Se ha dedicado tiempo a todos y cada uno de los personajes, siendo protagonistas tanto niños como jóvenes como adultos. No se han maltratado porque todos eran importantes. Hemos tenido tiempo para conocerles mejor, para entenderles y sentir como ellos. Todo ello se ha realizado de una manera normalizada que solo incita al agradecimiento. Por último, el uso de flashbacks de forma recurrente entre escenas viene dado por el evidente año de diferencia entre una season y otra, hecho que se agradece para entender siempre la historia como un círculo en desarrollo, no como partes independientes.

Nos vemos en 2018

Con todos estos apuntes sobre la mesa y el peso de la calidad, la mejora y el detalle al lado de la balanza, solo nos queda esperar.
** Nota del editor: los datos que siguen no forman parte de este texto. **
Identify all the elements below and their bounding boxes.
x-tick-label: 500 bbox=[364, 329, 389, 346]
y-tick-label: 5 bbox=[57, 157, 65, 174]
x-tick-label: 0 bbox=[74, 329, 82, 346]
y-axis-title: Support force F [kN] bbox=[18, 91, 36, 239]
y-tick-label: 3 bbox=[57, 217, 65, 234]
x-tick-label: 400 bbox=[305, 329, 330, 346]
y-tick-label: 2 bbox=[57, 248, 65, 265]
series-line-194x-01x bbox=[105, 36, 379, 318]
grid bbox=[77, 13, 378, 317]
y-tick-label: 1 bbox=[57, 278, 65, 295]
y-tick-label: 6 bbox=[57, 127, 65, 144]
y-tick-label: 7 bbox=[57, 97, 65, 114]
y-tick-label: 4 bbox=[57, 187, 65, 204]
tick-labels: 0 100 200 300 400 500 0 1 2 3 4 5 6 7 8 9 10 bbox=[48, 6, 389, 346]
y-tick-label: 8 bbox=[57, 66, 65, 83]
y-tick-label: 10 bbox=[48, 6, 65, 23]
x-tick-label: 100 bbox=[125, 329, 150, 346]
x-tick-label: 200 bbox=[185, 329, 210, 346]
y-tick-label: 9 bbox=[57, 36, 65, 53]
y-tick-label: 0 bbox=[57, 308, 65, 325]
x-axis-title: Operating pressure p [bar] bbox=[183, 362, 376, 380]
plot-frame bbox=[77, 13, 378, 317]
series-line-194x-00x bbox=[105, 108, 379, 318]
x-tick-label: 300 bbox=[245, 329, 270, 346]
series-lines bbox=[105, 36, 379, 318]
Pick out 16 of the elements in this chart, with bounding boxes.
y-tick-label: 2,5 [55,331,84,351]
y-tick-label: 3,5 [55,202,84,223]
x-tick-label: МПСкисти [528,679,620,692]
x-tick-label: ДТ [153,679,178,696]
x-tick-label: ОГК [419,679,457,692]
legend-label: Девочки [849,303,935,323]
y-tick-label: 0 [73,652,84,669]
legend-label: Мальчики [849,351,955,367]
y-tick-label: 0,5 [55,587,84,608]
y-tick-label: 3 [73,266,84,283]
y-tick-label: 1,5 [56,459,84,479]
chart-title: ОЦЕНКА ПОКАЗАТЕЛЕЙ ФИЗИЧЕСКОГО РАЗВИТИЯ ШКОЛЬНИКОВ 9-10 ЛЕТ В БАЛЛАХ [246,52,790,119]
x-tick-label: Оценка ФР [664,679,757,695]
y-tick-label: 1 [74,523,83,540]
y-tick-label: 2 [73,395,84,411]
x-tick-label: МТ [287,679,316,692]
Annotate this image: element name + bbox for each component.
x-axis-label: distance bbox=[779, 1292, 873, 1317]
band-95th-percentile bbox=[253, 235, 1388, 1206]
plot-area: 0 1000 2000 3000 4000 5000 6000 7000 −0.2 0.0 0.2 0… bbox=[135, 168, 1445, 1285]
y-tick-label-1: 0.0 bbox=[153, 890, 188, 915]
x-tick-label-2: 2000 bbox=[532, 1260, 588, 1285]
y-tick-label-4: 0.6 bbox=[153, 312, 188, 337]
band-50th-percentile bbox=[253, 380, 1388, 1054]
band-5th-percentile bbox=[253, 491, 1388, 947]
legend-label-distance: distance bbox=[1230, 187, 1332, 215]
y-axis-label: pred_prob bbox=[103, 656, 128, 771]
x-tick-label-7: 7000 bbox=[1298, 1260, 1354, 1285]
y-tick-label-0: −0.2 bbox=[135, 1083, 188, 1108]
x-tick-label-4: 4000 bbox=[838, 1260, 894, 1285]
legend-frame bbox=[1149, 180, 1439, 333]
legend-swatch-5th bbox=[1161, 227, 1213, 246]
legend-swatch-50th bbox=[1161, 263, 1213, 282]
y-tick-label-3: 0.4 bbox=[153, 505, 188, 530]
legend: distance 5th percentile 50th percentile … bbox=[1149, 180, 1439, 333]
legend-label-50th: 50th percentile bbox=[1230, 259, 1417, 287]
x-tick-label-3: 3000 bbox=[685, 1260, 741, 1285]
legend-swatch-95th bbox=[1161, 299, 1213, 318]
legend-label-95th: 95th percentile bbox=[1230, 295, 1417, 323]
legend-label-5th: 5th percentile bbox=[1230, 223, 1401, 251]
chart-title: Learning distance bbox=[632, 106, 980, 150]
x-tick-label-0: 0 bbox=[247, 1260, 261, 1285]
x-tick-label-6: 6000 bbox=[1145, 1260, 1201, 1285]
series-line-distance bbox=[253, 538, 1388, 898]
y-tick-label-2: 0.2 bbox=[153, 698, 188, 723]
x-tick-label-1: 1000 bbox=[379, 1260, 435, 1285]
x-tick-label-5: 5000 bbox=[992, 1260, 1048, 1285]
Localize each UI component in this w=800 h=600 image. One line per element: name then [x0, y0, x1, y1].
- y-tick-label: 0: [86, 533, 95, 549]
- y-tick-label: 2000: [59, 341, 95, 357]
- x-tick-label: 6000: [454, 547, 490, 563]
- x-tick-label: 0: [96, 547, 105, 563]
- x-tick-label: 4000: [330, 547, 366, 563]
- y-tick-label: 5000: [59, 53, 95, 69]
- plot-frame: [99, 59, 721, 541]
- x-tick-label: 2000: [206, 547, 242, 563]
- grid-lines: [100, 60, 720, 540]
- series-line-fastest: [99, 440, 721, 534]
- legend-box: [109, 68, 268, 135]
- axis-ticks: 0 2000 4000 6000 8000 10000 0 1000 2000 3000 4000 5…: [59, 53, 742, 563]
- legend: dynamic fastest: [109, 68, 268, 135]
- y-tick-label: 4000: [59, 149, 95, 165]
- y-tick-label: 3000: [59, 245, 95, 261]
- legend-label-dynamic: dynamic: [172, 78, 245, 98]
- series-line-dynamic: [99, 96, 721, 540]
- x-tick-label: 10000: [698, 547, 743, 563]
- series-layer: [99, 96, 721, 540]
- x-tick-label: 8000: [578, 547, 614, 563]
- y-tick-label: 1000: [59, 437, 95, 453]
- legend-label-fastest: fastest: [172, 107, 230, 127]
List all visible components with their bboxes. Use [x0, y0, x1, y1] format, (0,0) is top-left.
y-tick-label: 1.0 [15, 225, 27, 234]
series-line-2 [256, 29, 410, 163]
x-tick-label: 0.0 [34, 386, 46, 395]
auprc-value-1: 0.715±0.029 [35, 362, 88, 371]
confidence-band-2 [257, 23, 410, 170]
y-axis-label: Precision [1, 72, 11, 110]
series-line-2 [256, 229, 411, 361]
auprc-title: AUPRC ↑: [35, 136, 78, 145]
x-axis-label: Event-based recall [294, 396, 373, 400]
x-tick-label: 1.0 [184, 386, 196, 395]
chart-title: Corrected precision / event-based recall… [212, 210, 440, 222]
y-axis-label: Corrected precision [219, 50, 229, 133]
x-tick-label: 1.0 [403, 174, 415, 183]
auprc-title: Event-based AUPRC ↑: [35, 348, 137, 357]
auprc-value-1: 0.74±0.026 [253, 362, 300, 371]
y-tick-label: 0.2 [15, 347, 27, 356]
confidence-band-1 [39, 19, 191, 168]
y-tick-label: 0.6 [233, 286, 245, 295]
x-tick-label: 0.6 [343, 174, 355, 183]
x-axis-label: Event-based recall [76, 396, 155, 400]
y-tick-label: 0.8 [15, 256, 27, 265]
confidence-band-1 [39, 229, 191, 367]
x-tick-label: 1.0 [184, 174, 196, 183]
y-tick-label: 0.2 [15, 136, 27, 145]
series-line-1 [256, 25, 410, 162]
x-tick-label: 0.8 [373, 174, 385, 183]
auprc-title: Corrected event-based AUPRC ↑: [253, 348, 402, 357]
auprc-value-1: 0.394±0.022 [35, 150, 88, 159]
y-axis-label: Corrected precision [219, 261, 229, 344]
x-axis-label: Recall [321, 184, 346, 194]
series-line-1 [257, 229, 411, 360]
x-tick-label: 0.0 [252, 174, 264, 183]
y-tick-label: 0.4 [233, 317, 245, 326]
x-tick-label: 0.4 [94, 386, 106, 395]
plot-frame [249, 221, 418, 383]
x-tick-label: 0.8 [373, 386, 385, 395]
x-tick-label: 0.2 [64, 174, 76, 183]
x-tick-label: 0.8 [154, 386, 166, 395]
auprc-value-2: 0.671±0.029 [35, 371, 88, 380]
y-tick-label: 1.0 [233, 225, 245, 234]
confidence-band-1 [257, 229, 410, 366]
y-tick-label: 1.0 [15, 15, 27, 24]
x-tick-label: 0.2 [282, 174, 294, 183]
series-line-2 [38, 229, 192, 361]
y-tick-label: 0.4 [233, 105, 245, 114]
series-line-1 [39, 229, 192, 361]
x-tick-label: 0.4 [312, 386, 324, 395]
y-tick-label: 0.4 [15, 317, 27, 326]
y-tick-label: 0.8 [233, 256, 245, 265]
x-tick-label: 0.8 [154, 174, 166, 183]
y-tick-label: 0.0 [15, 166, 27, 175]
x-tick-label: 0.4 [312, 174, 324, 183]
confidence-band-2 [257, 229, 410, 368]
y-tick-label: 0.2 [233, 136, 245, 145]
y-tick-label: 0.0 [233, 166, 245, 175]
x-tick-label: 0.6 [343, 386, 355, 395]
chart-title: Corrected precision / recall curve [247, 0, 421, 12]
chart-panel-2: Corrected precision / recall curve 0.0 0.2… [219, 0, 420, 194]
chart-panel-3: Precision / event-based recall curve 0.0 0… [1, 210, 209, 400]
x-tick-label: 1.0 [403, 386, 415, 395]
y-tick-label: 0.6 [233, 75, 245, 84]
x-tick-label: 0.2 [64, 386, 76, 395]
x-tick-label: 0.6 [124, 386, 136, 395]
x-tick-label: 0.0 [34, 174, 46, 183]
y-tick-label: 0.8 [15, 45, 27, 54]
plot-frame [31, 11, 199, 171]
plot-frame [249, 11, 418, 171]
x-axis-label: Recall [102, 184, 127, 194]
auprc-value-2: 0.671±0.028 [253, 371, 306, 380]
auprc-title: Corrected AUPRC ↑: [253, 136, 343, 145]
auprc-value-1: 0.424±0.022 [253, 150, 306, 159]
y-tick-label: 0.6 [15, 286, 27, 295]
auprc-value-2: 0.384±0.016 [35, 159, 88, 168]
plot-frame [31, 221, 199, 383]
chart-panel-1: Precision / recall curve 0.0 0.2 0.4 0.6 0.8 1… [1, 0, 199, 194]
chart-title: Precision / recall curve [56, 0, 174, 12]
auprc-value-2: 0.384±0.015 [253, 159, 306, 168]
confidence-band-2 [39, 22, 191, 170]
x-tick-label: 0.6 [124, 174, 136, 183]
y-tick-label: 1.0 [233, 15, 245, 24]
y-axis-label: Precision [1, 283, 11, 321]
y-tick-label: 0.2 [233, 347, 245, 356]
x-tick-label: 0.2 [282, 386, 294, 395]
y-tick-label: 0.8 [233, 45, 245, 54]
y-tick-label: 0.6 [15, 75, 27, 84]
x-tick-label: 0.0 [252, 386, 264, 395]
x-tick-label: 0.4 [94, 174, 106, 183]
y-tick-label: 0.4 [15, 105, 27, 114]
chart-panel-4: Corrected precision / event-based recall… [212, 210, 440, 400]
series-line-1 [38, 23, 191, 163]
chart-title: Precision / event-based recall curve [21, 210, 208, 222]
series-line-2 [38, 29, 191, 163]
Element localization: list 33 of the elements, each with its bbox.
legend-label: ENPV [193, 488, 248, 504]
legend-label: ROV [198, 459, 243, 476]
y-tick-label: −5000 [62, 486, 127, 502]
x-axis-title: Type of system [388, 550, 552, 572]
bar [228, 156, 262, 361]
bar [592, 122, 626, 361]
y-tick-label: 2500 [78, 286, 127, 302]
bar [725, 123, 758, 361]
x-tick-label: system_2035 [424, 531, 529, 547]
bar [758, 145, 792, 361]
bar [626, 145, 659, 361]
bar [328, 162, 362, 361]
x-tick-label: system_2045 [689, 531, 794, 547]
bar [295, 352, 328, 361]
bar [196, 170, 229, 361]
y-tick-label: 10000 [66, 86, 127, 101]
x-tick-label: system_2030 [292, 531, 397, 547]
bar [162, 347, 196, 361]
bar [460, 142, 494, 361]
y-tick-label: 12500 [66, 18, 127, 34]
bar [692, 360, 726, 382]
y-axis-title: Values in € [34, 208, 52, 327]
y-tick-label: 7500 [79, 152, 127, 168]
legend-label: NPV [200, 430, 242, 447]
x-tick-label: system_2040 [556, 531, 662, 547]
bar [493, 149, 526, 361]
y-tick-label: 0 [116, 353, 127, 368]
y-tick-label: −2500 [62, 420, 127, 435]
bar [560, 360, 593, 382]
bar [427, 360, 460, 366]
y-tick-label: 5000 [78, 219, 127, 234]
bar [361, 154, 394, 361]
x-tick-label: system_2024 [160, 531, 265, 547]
Esperar a que la 3T sea mejor que la 2T al igual que esta fue mejor que la 1T; esperar a nuevas historias, momentos y personajes; esperar a que el peligro vuelva a visitar a nuestros protagonistas porque queremos volver a vivir otra aventura a su lado. Primero fue Will el separado del grupo, ahora ha sido Eleven. ¿Quién estará lejos el próximo año?